眉纱点头:“我想其他也用不到我,重点是六、七年级的课程吧?”
“是的,如果可以的话,希望眉纱能够帮助我。毕竟高年级的课程有一定危险性,有眉纱在我可以更安心一些。”
“没问题,Remus的请求,我怎么会说no?”眉纱笑得灿烂:“需要我的时候你可以随时找我,我绝对随传随到。”
“谢谢你,眉纱,果然朋友还是老的好。”
两个人在非常愉快的气氛中度过下午茶时间。
然后再斯内普的魔药课下课之后,眉纱告辞了卢平,敲响斯莱特林院长办公室的大门。
拉开门,斯内普不悦的看着来人,在发现是她的时候立刻呆板而冷凝。
“真是的……你那么喜欢在我面前装雕像么?”眉纱自顾自走进去,拿他那里最好的酒来倒进杯子,然后窝在沙发里:“这里还是和以前一样呢,少了很多贵重的物件,倒是多了不少珍稀魔药。”
“我的办公室怎样,不需要你来品评。”他走回自己工作的坩埚旁,聚精会神——或者是努力让自己聚精会神在魔药上面。
眉纱不知道自己是该无奈还是该好笑,这个西弗勒斯……真的防自己跟防洪水猛兽一样。
她站到坩埚的另一面,在雾气笼罩下的容颜显得模糊不清,让斯内普多少心里压力没有那么大:“你还想做什么?我这里不是你的房间。”
“你以前从不介意我住在你的房间,甚至在假期还邀请我去你家里玩。”眉纱悠悠说:“这到底是事过境迁你不再想让我踏足你的私人领地?还是你在害羞呢?”
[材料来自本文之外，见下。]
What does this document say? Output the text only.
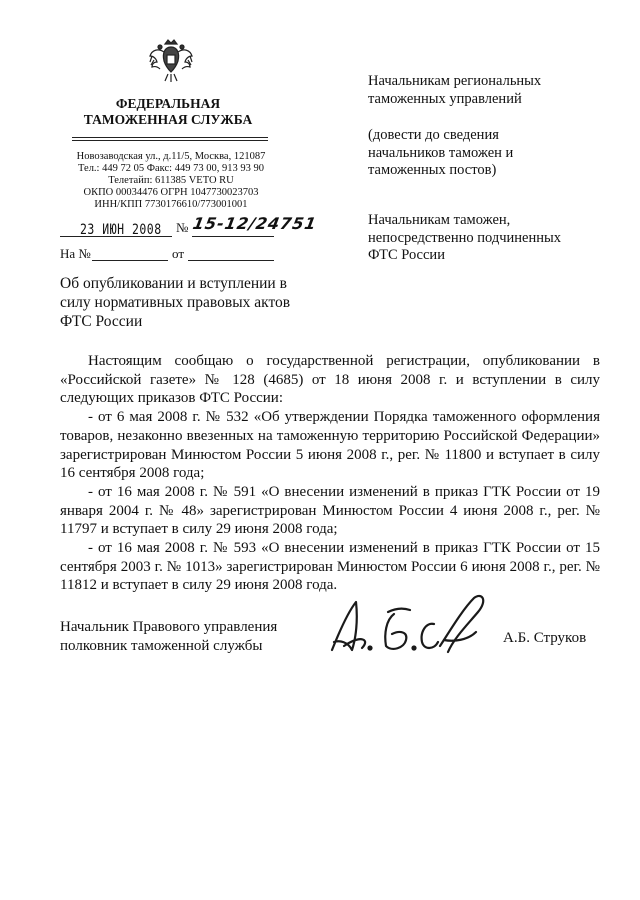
ФЕДЕРАЛЬНАЯ
ТАМОЖЕННАЯ СЛУЖБА
Новозаводская ул., д.11/5, Москва, 121087
Тел.: 449 72 05 Факс: 449 73 00, 913 93 90
Телетайп: 611385 VETO RU
ОКПО 00034476 ОГРН 1047730023703
ИНН/КПП 7730176610/773001001
23 ИЮН 2008 № 15-12/24751
На №	от
Об опубликовании и вступлении в силу нормативных правовых актов ФТС России
Начальникам региональных
таможенных управлений
(довести до сведения
начальников таможен и
таможенных постов)
Начальникам таможен,
непосредственно подчиненных
ФТС России

Настоящим сообщаю о государственной регистрации, опубликовании в «Российской газете» № 128 (4685) от 18 июня 2008 г. и вступлении в силу следующих приказов ФТС России:

- от 6 мая 2008 г. № 532 «Об утверждении Порядка таможенного оформления товаров, незаконно ввезенных на таможенную территорию Российской Федерации» зарегистрирован Минюстом России 5 июня 2008 г., рег. № 11800 и вступает в силу 16 сентября 2008 года;

- от 16 мая 2008 г. № 591 «О внесении изменений в приказ ГТК России от 19 января 2004 г. № 48» зарегистрирован Минюстом России 4 июня 2008 г., рег. № 11797 и вступает в силу 29 июня 2008 года;

- от 16 мая 2008 г. № 593 «О внесении изменений в приказ ГТК России от 15 сентября 2003 г. № 1013» зарегистрирован Минюстом России 6 июня 2008 г., рег. № 11812 и вступает в силу 29 июня 2008 года.

Начальник Правового управления
полковник таможенной службы	А.Б. Струков
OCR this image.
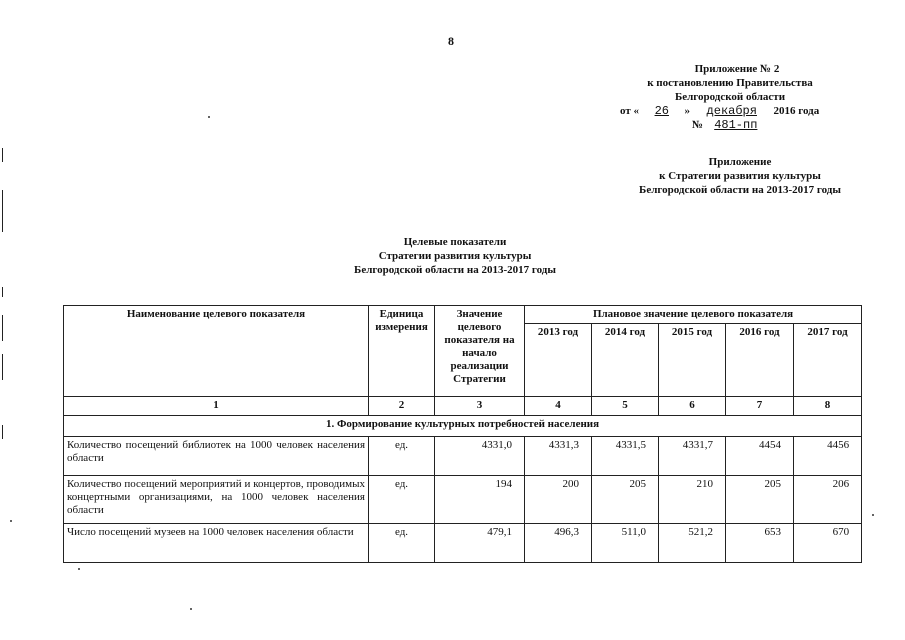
8
Приложение № 2
к постановлению Правительства
Белгородской области
от « 26 » декабря 2016 года
№ 481-пп
Приложение
к Стратегии развития культуры
Белгородской области на 2013-2017 годы
Целевые показатели
Стратегии развития культуры
Белгородской области на 2013-2017 годы
Наименование целевого показателя	Единица измерения	Значение целевого показателя на начало реализации Стратегии	Плановое значение целевого показателя				
			2013 год	2014 год	2015 год	2016 год	2017 год
1	2	3	4	5	6	7	8
1. Формирование культурных потребностей населения							
Количество посещений библиотек на 1000 человек населения области	ед.	4331,0	4331,3	4331,5	4331,7	4454	4456
Количество посещений мероприятий и концертов, проводимых концертными организациями, на 1000 человек населения области	ед.	194	200	205	210	205	206
Число посещений музеев на 1000 человек населения области	ед.	479,1	496,3	511,0	521,2	653	670
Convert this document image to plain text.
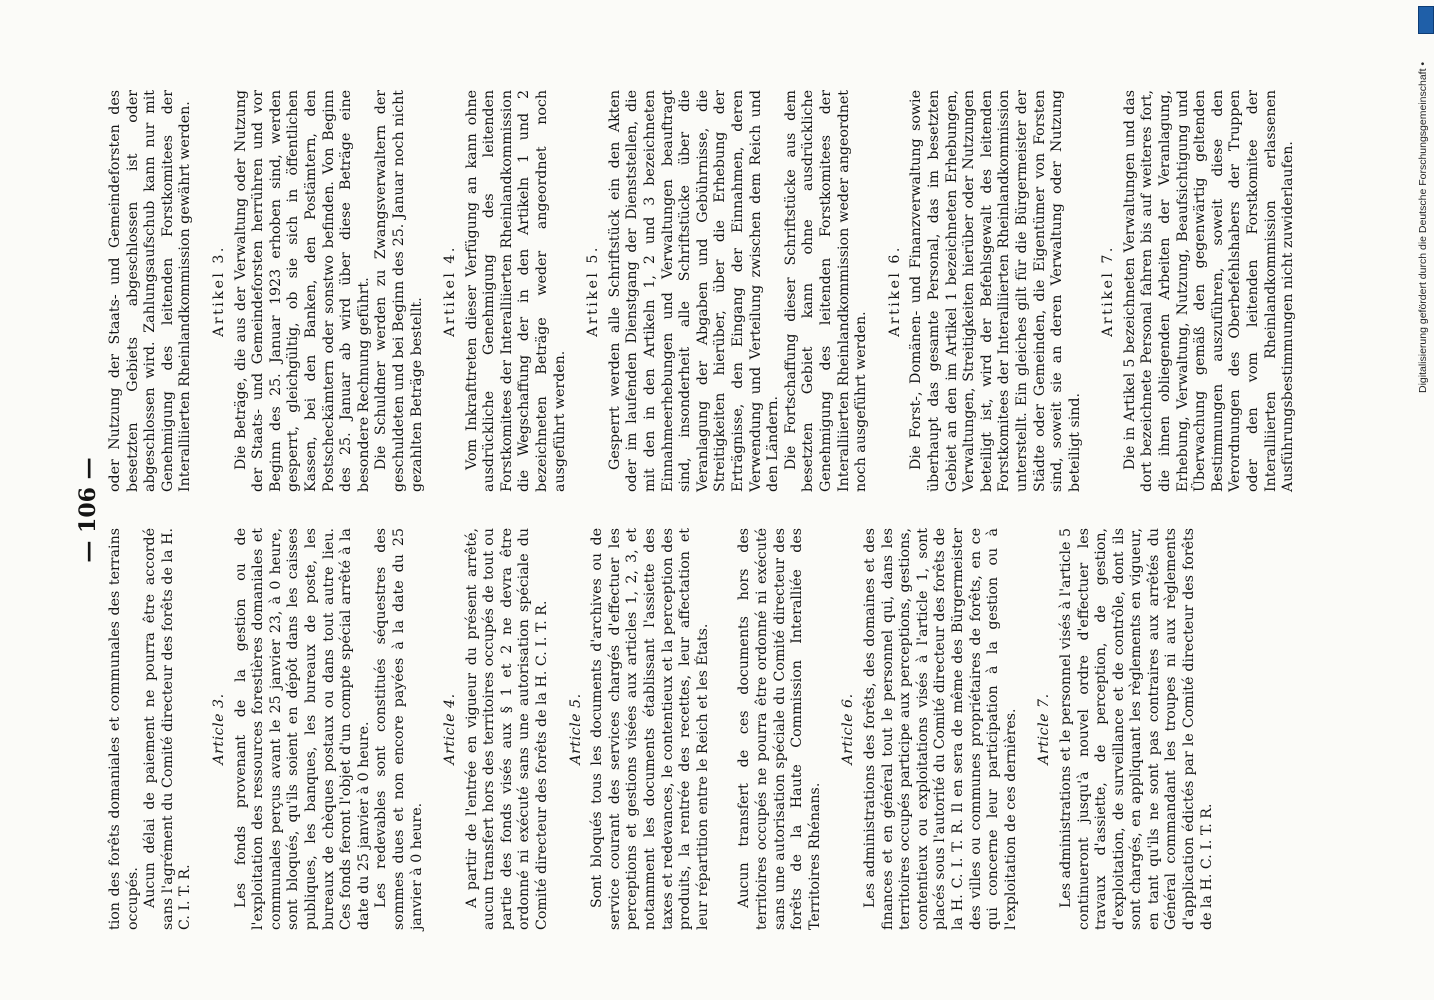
— 106 —

tion des forêts domaniales et communales des terrains occupés. Aucun délai de paiement ne pourra être accordé sans l'agrément du Comité directeur des forêts de la H. C. I. T. R.

Article 3. Les fonds provenant de la gestion ou de l'exploitation des ressources forestières domaniales et communales perçus avant le 25 janvier 23, à 0 heure, sont bloqués, qu'ils soient en dépôt dans les caisses publiques, les banques, les bureaux de poste, les bureaux de chèques postaux ou dans tout autre lieu. Ces fonds feront l'objet d'un compte spécial arrêté à la date du 25 janvier à 0 heure. Les redevables sont constitués séquestres des sommes dues et non encore payées à la date du 25 janvier à 0 heure.

Article 4. A partir de l'entrée en vigueur du présent arrêté, aucun transfert hors des territoires occupés de tout ou partie des fonds visés aux § 1 et 2 ne devra être ordonné ni exécuté sans une autorisation spéciale du Comité directeur des forêts de la H. C. I. T. R. Article 5. Sont bloqués tous les documents d'archives ou de service courant des services chargés d'effectuer les perceptions et gestions visées aux articles 1, 2, 3, et notamment les documents établissant l'assiette des taxes et redevances, le contentieux et la perception des produits, la rentrée des recettes, leur affectation et leur répartition entre le Reich et les États. Aucun transfert de ces documents hors des territoires occupés ne pourra être ordonné ni exécuté sans une autorisation spéciale du Comité directeur des forêts de la Haute Commission Interalliée des Territoires Rhénans.

Article 6. Les administrations des forêts, des domaines et des finances et en général tout le personnel qui, dans les territoires occupés participe aux perceptions, gestions, contentieux ou exploitations visés à l'article 1, sont placés sous l'autorité du Comité directeur des forêts de la H. C. I. T. R. Il en sera de même des Bürgermeister des villes ou communes propriétaires de forêts, en ce qui concerne leur participation à la gestion ou à l'exploitation de ces dernières. Article 7. Les administrations et le personnel visés à l'article 5 continueront jusqu'à nouvel ordre d'effectuer les travaux d'assiette, de perception, de gestion, d'exploitation, de surveillance et de contrôle, dont ils sont chargés, en appliquant les règlements en vigueur, en tant qu'ils ne sont pas contraires aux arrêtés du Général commandant les troupes ni aux règlements d'application édictés par le Comité directeur des forêts de la H. C. I. T. R.

oder Nutzung der Staats- und Gemeindeforsten des besetzten Gebiets abgeschlossen ist oder abgeschlossen wird. Zahlungsaufschub kann nur mit Genehmigung des leitenden Forstkomitees der Interalliierten Rheinlandkommission gewährt werden. Artikel 3. Die Beträge, die aus der Verwaltung oder Nutzung der Staats- und Gemeindeforsten herrühren und vor Beginn des 25. Januar 1923 erhoben sind, werden gesperrt, gleichgültig, ob sie sich in öffentlichen Kassen, bei den Banken, den Postämtern, den Postscheckämtern oder sonstwo befinden. Von Beginn des 25. Januar ab wird über diese Beträge eine besondere Rechnung geführt. Die Schuldner werden zu Zwangsverwaltern der geschuldeten und bei Beginn des 25. Januar noch nicht gezahlten Beträge bestellt.

Artikel 4. Vom Inkrafttreten dieser Verfügung an kann ohne ausdrückliche Genehmigung des leitenden Forstkomitees der Interalliierten Rheinlandkommission die Wegschaffung der in den Artikeln 1 und 2 bezeichneten Beträge weder angeordnet noch ausgeführt werden.

Artikel 5. Gesperrt werden alle Schriftstück ein den Akten oder im laufenden Dienstgang der Dienststellen, die mit den in den Artikeln 1, 2 und 3 bezeichneten Einnahmeerhebungen und Verwaltungen beauftragt sind, insonderheit alle Schriftstücke über die Veranlagung der Abgaben und Gebührnisse, die Streitigkeiten hierüber, über die Erhebung der Erträgnisse, den Eingang der Einnahmen, deren Verwendung und Verteilung zwischen dem Reich und den Ländern. Die Fortschaffung dieser Schriftstücke aus dem besetzten Gebiet kann ohne ausdrückliche Genehmigung des leitenden Forstkomitees der Interalliierten Rheinlandkommission weder angeordnet noch ausgeführt werden.

Artikel 6. Die Forst-, Domänen- und Finanzverwaltung sowie überhaupt das gesamte Personal, das im besetzten Gebiet an den im Artikel 1 bezeichneten Erhebungen, Verwaltungen, Streitigkeiten hierüber oder Nutzungen beteiligt ist, wird der Befehlsgewalt des leitenden Forstkomitees der Interalliierten Rheinlandkommission unterstellt. Ein gleiches gilt für die Bürgermeister der Städte oder Gemeinden, die Eigentümer von Forsten sind, soweit sie an deren Verwaltung oder Nutzung beteiligt sind.

Artikel 7. Die in Artikel 5 bezeichneten Verwaltungen und das dort bezeichnete Personal fahren bis auf weiteres fort, die ihnen obliegenden Arbeiten der Veranlagung, Erhebung, Verwaltung, Nutzung, Beaufsichtigung und Überwachung gemäß den gegenwärtig geltenden Bestimmungen auszuführen, soweit diese den Verordnungen des Oberbefehlshabers der Truppen oder den vom leitenden Forstkomitee der Interalliierten Rheinlandkommission erlassenen Ausführungsbestimmungen nicht zuwiderlaufen.	Digitalisierung gefördert durch die Deutsche Forschungsgemeinschaft •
害羞?斯内普猛地抬起头死死瞪着眉纱,不过在接触到她眼波的时候又立刻低下:“或者是你的脑袋出了问题,或者是你需要让庞弗雷夫人治疗一下眼睛。”
如果他有哪里像害羞的样子,不是眉纱的眼睛出了问题,就是她的脑袋出了问题。
“你开心。”眉纱忽然说。
“你说什么?”
“我说——你明明因为我回来而开心,却偏偏要做出这样一副样子。心口不一很好玩吗?还是这样会让人觉得对得起自己一些?”
“我没有心口不一!”斯内普表现的无比愤怒。
“是么?那要不要我提醒你,你的手已经很久没有动弹。再过十秒钟,这锅魔药就可以毁了。”眉纱接过斯内普的工作,制作这些药水曾经和斯内普耳濡目染过五年的她来说当然是驾轻就熟。熟练地将最后药材加入,火焰慢慢减小,最后热气腾腾的狼毒药剂出炉。
“在那个时候,狼毒药剂还没有发明呢。”眉纱将它装进长颈大肚子的玻璃瓶中:“不过还好,我以某种方法得到过这副药剂的制作方法。”
将这瓶药水递给斯内普,眉纱柔声说:“算了吧,你明知道自己从来都拿我没办法,又何必一定要如此倔强?”
“因为……这不只是倔强而已。”接过那瓶药水,斯内普的痛苦终于展现在面上:“你可知道,我从那日开始就决定要恨你……已经十七年!”
“恨我十七年吗?真的……好辛苦。”眉纱的声音更加轻柔:“曾经有一个人和我说过,恨是这世界上最辛苦的事情,不光折磨着别人,也折磨着自己。”
“是……很辛苦,但我宁可恨你。”
因为不想让自己因为思念而无助,因为渴望而疯狂。曾经将自己生命中最爱的女子当作全部,可当她突然消失,要如何让这没有生命与灵魂的躯壳动起来?或者他差点死去,或者他更加渴望,期盼着这样一天眉纱会回来他身边,期盼再一次听到她的轻柔细语。所以他让自己恨,只要不爱就不会疯狂,只要恨就可以牢牢记住。
可是本该深刻心底的恨意竟然在见到她的瞬间烟消云散,这是自己无论如何也无法承认的!
“那么……不要让自己再辛苦了不好吗?现在我回来了,依然在你身边,你又何苦抱持着你的恨意?”抱住他,用最轻最柔的力道,像生怕惊醒睡着的婴儿一般。
但斯内普却慢慢挣开她:“我不行。”
“为什么?”
“因为你不可能永远留下来。”斯内普在等着眉纱的回答,却只等来沉默。
“不会永远留下来,不是么?你从来不是属于任何人的……”嘲讽的勾起嘴角,斯内普退后两步,冷漠的说:“所以,请你不要再来招惹我。”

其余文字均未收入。